The Spanish economy shrank by 0.3pc between July and September, marking the fifth consecutive quarter of contraction.
Spain is buckling under the pressure of a large deficit and a property crash that has left its banks struggling under a mountain of bad loans.
Swingeing spending cuts and tax rises have stifled investment and have left consumers without the money or the will to spend.
The third-quarter data from Spain’s national statistics office was a first estimate of GDP with no detailed breakdown. Despite the decline, it reflected a slightly better performance than the 0.4pc fall in GDP economists had predicted.
However, economists said the figure was likely to have been flattered by consumers bringing forward purchases to beat the VAT rise in September, partly veiling a weak consumer backdrop.

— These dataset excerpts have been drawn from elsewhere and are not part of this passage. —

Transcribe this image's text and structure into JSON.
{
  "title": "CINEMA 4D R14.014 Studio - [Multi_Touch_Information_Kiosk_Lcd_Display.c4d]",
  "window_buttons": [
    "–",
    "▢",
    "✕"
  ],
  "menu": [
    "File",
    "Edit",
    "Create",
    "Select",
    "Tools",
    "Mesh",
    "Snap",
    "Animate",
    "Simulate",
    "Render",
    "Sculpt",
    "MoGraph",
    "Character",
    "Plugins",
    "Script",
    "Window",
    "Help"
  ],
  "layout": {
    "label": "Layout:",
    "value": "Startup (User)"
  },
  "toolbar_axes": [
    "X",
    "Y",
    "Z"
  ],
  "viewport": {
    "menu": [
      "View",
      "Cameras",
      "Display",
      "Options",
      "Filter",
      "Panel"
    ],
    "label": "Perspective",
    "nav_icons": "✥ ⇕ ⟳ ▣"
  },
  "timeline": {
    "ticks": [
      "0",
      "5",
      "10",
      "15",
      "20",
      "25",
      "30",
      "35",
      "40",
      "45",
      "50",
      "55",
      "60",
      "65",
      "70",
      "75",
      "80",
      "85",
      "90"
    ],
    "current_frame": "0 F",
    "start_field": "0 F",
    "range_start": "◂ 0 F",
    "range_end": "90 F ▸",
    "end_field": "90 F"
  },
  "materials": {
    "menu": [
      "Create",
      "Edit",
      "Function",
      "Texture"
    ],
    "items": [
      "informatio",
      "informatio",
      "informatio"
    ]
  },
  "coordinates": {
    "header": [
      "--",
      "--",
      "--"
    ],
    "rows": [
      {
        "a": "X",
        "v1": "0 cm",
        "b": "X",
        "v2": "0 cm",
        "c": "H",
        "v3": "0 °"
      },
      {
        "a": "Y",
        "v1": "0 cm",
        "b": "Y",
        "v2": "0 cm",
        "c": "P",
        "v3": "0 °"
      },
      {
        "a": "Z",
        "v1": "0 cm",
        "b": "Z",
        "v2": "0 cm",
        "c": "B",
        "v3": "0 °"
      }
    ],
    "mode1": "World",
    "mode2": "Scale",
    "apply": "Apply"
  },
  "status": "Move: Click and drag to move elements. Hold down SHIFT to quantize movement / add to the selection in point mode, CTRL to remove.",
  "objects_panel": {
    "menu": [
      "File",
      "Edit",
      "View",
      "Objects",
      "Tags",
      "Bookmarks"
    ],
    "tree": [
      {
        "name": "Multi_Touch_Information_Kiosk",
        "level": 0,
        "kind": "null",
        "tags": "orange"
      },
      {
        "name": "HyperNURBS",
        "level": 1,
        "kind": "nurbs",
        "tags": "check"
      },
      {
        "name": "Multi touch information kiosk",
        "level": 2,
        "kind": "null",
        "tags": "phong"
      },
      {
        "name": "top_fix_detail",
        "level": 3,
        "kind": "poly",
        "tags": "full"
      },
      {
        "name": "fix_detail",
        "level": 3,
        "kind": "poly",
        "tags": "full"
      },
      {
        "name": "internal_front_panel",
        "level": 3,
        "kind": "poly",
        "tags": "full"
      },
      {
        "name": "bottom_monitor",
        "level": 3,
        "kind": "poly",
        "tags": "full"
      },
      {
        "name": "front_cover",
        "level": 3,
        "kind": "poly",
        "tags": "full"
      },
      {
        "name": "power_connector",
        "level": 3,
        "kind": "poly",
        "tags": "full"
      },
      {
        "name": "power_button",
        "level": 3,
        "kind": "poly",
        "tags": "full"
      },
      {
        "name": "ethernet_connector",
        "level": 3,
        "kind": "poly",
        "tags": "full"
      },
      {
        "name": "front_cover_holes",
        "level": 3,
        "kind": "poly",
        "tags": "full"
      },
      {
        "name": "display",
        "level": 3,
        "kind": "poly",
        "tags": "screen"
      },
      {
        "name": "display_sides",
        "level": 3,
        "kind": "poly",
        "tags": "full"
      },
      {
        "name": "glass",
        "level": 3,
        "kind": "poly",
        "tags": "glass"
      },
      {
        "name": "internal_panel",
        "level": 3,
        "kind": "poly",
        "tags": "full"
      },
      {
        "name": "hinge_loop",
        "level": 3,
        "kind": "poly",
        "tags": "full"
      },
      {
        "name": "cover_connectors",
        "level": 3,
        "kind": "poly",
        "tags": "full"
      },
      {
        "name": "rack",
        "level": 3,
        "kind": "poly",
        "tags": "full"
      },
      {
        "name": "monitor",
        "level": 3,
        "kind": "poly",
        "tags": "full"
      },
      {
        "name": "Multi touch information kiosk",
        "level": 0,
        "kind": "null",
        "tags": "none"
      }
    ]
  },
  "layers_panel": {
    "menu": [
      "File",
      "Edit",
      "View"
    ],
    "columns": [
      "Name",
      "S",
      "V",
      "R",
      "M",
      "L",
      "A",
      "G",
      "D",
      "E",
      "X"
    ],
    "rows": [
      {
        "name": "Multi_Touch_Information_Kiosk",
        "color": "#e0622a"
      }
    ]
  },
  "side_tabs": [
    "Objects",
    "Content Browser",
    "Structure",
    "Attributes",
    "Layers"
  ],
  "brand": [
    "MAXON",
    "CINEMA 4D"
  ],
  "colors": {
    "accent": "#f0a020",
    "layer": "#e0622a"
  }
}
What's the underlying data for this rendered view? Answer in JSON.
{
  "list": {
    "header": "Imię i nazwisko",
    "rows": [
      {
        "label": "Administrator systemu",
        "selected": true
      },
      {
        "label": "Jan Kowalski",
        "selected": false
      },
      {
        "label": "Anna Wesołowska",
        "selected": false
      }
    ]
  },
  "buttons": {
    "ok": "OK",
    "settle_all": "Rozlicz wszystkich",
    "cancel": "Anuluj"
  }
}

“Domestic demand likely contracted sharply again, despite some spending being pulled forward ahead of the VAT hike,” said Greg Fuzesi, economist at JP Morgan. “Our forecast anticipates an intensification of the Spanish recession at the turn of the year.”
Spain’s Prime Minister, Mariano Rajoy, has so far refused to seek a full-blown sovereign bail-out from its eurozone partners, despite a feeling among investors and policymakers that it is inevitable.
It emerged on Tuesday that Spain’s parliament will invite Mario Draghi, the head of the European Central Bank, to discuss details of a proposed bond-buying programme to help ease the country’s debt problems.